The Dalai Lama visited Arunachal Pradesh in April 2017 triggering strong protests from Beijing. He visited Tawang in Arunachal Pradesh then, following which the Chinese foreign ministry summoned India’s then-ambassador in Beijing to lodge a protest. India’s response was that it treats him as an honoured guest in India and as a respected religious leader who enjoys a large following in India and that he is absolutely free to travel any part of the country.

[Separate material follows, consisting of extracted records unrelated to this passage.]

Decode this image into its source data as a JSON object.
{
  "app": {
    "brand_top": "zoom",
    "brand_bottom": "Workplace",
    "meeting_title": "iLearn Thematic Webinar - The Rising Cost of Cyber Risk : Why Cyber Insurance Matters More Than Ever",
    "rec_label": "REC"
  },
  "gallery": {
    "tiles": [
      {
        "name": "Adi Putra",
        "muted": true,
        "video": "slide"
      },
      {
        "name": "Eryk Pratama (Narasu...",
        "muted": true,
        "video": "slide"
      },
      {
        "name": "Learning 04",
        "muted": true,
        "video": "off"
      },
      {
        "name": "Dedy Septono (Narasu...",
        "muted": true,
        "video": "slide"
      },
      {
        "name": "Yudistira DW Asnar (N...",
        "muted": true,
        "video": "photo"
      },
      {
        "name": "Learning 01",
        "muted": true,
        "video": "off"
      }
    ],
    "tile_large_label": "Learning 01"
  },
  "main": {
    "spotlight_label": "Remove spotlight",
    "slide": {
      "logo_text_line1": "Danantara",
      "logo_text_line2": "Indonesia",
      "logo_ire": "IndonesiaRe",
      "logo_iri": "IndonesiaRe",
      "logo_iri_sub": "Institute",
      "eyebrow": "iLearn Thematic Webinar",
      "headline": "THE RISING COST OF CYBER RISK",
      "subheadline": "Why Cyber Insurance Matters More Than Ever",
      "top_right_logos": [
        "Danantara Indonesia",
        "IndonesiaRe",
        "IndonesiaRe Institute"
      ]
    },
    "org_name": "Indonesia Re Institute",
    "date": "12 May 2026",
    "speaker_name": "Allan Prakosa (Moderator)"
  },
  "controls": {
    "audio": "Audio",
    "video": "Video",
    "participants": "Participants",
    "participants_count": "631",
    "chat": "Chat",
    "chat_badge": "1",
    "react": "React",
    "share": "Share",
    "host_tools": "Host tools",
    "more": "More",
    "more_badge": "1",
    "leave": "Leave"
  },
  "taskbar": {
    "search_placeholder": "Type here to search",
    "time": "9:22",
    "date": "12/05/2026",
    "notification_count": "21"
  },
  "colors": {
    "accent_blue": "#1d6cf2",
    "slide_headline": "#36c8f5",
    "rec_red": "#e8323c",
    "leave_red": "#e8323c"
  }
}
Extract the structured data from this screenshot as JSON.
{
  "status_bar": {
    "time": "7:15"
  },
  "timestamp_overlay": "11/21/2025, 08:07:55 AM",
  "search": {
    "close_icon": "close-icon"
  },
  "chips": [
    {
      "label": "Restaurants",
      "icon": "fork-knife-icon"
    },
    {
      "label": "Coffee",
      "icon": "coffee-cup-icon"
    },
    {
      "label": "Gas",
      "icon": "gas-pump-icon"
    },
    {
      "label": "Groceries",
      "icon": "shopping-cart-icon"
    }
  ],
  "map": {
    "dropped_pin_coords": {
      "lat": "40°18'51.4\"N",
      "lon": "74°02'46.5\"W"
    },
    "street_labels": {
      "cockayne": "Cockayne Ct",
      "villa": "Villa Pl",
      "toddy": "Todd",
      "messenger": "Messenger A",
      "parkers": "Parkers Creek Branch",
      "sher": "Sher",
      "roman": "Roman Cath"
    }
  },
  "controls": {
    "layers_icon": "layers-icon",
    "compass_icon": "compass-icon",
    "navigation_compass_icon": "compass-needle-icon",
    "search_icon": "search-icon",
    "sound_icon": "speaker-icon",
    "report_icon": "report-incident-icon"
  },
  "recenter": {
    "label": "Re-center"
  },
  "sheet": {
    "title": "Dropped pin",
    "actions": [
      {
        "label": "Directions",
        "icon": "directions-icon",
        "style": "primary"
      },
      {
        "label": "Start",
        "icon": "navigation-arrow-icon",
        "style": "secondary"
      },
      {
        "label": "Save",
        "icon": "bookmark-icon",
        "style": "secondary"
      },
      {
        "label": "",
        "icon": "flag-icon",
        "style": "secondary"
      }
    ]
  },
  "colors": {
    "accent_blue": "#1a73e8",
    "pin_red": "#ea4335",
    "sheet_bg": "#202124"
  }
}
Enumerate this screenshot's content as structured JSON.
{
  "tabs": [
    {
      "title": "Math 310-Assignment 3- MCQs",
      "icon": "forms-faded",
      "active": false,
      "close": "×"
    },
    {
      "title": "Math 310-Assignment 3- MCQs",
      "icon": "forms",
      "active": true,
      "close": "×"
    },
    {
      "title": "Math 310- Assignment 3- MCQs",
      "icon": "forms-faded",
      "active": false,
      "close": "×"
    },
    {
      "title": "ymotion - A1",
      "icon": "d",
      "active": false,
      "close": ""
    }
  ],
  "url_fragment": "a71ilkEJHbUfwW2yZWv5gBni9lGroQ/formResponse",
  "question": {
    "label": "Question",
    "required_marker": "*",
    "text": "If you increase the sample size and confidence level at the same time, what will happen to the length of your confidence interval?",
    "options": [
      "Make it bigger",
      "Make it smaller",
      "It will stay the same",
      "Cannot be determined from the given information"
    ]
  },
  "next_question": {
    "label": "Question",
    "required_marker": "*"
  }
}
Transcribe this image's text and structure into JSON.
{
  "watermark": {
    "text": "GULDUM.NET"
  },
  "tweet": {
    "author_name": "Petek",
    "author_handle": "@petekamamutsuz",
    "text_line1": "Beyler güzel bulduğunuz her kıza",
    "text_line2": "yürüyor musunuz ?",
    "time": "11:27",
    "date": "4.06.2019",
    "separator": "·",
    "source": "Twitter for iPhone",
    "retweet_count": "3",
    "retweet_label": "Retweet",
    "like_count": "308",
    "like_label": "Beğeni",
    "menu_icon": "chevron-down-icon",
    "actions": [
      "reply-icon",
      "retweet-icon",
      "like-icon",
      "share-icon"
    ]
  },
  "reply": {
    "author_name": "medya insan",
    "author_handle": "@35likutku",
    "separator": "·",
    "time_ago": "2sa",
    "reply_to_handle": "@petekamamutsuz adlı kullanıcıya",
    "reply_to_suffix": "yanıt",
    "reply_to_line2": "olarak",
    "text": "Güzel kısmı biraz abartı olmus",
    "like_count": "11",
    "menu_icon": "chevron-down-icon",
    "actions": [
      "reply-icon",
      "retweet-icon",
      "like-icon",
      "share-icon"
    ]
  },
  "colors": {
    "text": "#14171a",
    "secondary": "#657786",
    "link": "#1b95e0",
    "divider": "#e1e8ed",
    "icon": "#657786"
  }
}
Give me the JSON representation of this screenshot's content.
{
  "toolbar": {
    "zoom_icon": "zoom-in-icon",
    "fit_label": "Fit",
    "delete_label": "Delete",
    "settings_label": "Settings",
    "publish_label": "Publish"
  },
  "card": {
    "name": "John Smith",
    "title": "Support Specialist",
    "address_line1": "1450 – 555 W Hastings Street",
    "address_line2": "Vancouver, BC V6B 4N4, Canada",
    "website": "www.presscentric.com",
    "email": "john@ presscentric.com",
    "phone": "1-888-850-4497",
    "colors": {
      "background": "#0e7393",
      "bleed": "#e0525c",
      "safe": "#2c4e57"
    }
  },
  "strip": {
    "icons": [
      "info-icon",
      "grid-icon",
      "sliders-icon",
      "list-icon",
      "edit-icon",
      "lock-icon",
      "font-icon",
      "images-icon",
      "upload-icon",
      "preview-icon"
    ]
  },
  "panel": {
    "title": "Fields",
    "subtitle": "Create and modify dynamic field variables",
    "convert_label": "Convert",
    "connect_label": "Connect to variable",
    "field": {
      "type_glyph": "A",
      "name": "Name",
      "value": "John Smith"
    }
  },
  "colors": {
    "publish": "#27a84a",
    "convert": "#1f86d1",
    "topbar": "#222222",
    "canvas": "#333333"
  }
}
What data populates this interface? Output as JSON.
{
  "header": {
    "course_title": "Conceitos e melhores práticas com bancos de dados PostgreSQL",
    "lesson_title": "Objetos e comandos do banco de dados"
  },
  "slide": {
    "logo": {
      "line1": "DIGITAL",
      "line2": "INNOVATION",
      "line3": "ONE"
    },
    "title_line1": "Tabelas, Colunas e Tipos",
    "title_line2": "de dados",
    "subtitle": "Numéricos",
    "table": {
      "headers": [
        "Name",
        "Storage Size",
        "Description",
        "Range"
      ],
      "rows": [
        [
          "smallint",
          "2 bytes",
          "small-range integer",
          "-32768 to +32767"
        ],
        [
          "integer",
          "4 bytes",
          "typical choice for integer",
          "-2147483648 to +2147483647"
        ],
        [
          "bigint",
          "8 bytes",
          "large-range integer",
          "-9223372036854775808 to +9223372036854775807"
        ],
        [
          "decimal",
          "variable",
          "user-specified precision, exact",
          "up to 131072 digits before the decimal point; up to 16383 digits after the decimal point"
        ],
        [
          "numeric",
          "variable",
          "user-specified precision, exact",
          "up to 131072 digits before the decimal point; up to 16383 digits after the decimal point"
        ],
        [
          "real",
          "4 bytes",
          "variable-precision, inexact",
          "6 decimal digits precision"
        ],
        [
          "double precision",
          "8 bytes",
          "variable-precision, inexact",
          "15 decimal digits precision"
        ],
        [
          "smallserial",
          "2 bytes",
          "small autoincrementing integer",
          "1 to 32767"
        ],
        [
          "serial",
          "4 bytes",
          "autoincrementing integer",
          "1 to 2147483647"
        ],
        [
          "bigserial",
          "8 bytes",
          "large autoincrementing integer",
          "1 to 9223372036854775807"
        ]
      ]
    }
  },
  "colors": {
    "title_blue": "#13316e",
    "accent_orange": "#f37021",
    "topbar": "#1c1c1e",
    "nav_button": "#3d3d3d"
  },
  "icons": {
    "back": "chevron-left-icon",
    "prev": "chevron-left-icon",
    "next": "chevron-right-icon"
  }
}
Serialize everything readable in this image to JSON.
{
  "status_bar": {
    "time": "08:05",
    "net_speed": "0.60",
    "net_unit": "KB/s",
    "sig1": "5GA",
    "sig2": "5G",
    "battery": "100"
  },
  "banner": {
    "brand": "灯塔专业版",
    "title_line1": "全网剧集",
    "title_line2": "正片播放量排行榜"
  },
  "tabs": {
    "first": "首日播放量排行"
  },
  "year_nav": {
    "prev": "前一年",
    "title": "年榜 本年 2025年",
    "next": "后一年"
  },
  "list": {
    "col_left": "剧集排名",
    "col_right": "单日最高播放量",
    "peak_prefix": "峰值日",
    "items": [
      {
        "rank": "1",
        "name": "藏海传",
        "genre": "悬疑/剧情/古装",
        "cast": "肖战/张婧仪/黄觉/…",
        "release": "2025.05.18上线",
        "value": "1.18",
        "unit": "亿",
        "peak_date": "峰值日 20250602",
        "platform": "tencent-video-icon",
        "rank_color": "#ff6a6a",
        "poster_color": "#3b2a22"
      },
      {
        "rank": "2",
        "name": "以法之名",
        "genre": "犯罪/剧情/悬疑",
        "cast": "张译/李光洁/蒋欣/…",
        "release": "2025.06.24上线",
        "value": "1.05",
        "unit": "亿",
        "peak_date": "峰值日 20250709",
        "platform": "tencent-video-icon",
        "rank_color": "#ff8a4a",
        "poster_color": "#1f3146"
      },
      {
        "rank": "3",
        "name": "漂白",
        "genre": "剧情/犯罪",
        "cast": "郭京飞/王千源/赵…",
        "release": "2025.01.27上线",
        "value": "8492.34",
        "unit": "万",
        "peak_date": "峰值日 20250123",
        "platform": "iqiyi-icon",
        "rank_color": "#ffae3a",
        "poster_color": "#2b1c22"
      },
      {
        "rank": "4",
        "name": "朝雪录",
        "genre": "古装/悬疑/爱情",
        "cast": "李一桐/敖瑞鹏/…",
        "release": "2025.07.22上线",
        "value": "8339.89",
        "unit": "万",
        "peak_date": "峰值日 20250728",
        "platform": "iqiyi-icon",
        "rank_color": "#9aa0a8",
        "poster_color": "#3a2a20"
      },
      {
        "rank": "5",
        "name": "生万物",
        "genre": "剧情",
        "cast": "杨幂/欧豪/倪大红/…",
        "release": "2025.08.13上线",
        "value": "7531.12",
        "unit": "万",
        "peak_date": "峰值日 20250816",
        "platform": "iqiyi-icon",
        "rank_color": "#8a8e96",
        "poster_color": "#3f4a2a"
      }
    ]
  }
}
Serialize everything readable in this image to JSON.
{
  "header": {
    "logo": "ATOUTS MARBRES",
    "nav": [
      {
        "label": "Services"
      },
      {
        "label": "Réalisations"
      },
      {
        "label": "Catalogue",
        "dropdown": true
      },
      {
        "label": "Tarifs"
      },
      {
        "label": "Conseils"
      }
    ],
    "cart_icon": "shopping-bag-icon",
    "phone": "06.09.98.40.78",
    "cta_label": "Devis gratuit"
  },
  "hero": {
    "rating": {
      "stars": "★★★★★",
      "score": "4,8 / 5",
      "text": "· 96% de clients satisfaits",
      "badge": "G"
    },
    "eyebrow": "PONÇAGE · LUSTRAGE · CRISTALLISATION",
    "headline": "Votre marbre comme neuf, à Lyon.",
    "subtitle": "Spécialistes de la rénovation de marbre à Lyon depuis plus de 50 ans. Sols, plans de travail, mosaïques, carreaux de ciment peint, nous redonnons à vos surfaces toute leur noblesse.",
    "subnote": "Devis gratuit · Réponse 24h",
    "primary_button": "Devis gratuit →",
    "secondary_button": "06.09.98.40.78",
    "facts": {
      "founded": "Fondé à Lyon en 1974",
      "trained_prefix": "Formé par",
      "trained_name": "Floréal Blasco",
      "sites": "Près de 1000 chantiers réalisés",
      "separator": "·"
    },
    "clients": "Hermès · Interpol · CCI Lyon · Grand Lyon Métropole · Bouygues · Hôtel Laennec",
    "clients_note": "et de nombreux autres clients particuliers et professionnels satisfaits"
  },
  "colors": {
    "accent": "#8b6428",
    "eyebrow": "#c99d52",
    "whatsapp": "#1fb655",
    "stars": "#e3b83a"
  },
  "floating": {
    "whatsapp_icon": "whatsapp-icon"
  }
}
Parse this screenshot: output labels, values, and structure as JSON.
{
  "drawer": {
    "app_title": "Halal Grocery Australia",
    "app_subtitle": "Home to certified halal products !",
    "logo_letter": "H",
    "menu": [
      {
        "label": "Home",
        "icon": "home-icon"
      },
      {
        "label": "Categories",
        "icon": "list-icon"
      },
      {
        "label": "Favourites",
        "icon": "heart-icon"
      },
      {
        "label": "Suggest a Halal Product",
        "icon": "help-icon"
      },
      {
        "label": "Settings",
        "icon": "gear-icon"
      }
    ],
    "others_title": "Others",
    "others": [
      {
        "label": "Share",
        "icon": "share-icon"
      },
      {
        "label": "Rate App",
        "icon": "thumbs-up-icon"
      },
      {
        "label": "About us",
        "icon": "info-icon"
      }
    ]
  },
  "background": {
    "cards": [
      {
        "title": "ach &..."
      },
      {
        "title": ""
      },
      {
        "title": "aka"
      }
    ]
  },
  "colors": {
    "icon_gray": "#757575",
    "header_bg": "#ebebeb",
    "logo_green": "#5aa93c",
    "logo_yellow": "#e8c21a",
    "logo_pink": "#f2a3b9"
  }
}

India has been home to the Dalai Lama and the Tibetan exile community for nearly 65 years. Now, India’s diplomatic campaign to corner China on Tibet has gained momentum even as PM Modi set the tone for the same. PM Modi’s meeting with American Buddhist scholar Bob Thurman and his public hug to Hollywood star Richard Gere, both vocal and staunch supporters of human rights in Tibet and close to the Dalai Lama was already a clear message on the plan of India, sources said. Pictures of Gere, chairperson of the International Campaign for Tibet, doing yoga next to PM Modi on 21 June at the UN headquarters in New York went viral on social media. In August last year, India flew the Dalai Lama in an Indian Air Force helicopter from Leh to the remote Himalayan village of Lingshed. The pictures of the same had been shared by India’s Ministry of Defence. India had unilaterally committed to a “One China policy” back in the mid-1950s. But it has since neither clarified the details nor reaffirmed such a commitment publicly or in bilateral documents for over a decade. China has been urging India to reaffirm support for One China policy. However, India says that “New Delhi’s relevant policies are well known and consistent. They do not require reiteration.” It may be pointed out that several air, sea and land spaces belonging to other countries are being claimed by China, a fact that needs to be taken into account where the “One China” policy is discussed by the rest of the world. The US for example, experts say, has only backed the “One China Principle”, which is not the same as the “One China Policy”. As for India, Prime Minister Modi has been firm that no part of Indian territory will be ceded to any other country, and he matched this firmness in his policy of acting independently of pressure from its northern neighbour.